VolatileImage & Heap Space

I am noticing something odd about the behavior of the VolatileImage class in my game. I am using a Frame with a BufferStrategy in exclusive screen mode on Windows machines. I want to use a pretty good amount of VRAM and manage that directly with VolatileImage objects.

When my game is put into the background - using the Windows key, for instance - the heap space spikes quite noticeably. It seems that the JVM wants to preserve the VoltileImage surfaces by copying them back into system memory.

My question is: can I do something to prevent this? Obviously, because my application is a game I am happy to manage restoring the VolatileImage objects’ surface myself. And, of course, there is no reason to do that when the game is minimized anyway.

All of this seems to happen BEFORE my frame receives the windowDeactivated message, by the way.

Any ideas?

Thanks!

The point of VolatileImage is that it has no system RAM backing store - you’re supposed to be keeping a copy yourself, if you want it to be preserved (which is how BufferedImage works, I believe - it punts its system RAM image into a VolatileImage to accelerate blitting operations until you use a rendering path that doesn’t support it or you try and read back from the image).

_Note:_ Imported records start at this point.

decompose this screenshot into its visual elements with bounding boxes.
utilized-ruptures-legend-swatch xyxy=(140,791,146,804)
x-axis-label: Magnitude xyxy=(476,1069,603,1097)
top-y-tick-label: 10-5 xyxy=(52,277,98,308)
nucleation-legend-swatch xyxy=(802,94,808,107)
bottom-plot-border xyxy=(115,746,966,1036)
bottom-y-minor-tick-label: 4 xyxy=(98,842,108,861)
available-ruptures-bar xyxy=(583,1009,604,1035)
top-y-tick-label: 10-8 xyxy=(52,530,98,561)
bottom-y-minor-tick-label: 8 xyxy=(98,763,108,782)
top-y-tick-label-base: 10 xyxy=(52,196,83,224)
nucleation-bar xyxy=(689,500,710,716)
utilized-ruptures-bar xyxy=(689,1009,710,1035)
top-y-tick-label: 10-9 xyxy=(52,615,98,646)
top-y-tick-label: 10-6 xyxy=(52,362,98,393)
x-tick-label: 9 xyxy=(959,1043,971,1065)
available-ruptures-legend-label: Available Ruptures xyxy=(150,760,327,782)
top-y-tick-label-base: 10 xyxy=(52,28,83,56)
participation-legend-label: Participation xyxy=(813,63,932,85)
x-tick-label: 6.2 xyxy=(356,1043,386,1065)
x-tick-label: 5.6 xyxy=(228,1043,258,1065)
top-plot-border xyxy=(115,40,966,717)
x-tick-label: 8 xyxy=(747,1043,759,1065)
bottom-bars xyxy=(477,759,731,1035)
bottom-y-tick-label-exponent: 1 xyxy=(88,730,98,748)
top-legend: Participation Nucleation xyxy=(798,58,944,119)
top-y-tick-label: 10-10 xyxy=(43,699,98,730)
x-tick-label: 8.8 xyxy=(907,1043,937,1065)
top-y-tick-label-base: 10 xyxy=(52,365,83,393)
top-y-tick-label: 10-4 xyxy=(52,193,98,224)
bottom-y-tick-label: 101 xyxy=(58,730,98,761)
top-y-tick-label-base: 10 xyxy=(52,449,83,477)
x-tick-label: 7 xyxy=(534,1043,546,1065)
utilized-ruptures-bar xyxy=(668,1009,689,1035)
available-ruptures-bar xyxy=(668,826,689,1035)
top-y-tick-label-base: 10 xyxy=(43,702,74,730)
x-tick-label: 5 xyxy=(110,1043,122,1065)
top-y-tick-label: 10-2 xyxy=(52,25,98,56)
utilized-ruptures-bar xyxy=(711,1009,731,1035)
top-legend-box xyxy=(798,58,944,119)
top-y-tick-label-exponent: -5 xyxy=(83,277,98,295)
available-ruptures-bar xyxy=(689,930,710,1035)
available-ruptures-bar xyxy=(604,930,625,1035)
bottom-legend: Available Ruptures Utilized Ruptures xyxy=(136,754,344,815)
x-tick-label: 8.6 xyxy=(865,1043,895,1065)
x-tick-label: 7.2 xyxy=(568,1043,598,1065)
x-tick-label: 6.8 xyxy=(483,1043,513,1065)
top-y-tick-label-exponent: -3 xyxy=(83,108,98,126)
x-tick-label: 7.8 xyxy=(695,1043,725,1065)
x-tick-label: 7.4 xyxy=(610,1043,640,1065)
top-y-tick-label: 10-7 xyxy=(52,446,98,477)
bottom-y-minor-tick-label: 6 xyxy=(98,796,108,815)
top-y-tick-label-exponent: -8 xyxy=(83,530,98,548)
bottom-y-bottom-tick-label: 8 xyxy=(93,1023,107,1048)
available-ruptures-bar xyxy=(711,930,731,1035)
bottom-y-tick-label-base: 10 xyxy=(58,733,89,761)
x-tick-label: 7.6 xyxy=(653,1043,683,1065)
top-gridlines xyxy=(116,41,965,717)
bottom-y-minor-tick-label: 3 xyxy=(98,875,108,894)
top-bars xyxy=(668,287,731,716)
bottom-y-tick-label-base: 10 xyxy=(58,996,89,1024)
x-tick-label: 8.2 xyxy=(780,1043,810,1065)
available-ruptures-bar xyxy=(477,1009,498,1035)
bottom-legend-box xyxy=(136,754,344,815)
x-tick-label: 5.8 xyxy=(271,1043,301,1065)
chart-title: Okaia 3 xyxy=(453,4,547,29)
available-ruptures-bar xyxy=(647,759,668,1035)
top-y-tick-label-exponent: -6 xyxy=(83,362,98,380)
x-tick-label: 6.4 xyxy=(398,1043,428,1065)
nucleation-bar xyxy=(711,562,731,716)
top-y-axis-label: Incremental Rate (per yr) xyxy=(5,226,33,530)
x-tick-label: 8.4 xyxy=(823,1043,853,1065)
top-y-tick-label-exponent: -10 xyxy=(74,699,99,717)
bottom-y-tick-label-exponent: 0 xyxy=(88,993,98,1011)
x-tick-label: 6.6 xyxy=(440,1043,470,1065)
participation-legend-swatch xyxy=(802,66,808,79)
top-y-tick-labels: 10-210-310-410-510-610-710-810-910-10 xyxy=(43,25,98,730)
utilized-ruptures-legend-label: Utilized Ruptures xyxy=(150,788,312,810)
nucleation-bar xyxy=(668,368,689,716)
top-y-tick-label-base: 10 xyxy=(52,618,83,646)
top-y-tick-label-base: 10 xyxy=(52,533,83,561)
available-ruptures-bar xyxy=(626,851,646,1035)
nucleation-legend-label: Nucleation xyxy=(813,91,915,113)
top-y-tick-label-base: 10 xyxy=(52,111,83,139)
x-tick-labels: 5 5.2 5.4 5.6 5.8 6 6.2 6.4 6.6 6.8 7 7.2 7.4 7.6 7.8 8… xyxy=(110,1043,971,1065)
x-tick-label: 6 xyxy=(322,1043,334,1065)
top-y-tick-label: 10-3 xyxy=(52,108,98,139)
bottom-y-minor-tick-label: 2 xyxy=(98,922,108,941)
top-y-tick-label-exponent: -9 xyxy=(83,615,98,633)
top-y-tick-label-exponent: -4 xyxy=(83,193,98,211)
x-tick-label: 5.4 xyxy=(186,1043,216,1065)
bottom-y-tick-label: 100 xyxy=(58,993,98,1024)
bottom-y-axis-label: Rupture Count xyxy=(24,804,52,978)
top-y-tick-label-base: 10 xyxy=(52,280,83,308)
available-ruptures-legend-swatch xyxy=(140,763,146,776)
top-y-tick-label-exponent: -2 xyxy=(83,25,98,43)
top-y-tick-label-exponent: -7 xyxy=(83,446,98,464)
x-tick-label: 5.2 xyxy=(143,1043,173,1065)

If your system RAM usage is going up regardless, perhaps your drivers are for a “shared RAM” architecture? Don’t know without a little more information.

Cas :slight_smile:

Thanks, Cas.

[quote]The point of VolatileImage is that it has no system RAM backing store
[/quote]
Of course you are right. And that’s what has me puzzled. My machine does have an integrated graphics chip but I don’t have a driver installed for it and I use a stand-alone card. But your suggestion has gotten me thinking. I should do some testing with one of my other machines to see if I can duplicate this behavior.

I’ll check that and report my results.

Well, the short answer is that my original idea was silly and volatile images are working exactly as they should.

The longer answer is that I was apparently misunderstanding the behavior of the garbage collector. When I use volatile images for certain things my game is producing more garbage. It’s using less memory because the images aren’t kept after making the volatile surfaces.

Sorry to waste everyone’s time. :frowning:

No problem - and these sorts of threads are useful things to have lying around on forums for Google to index.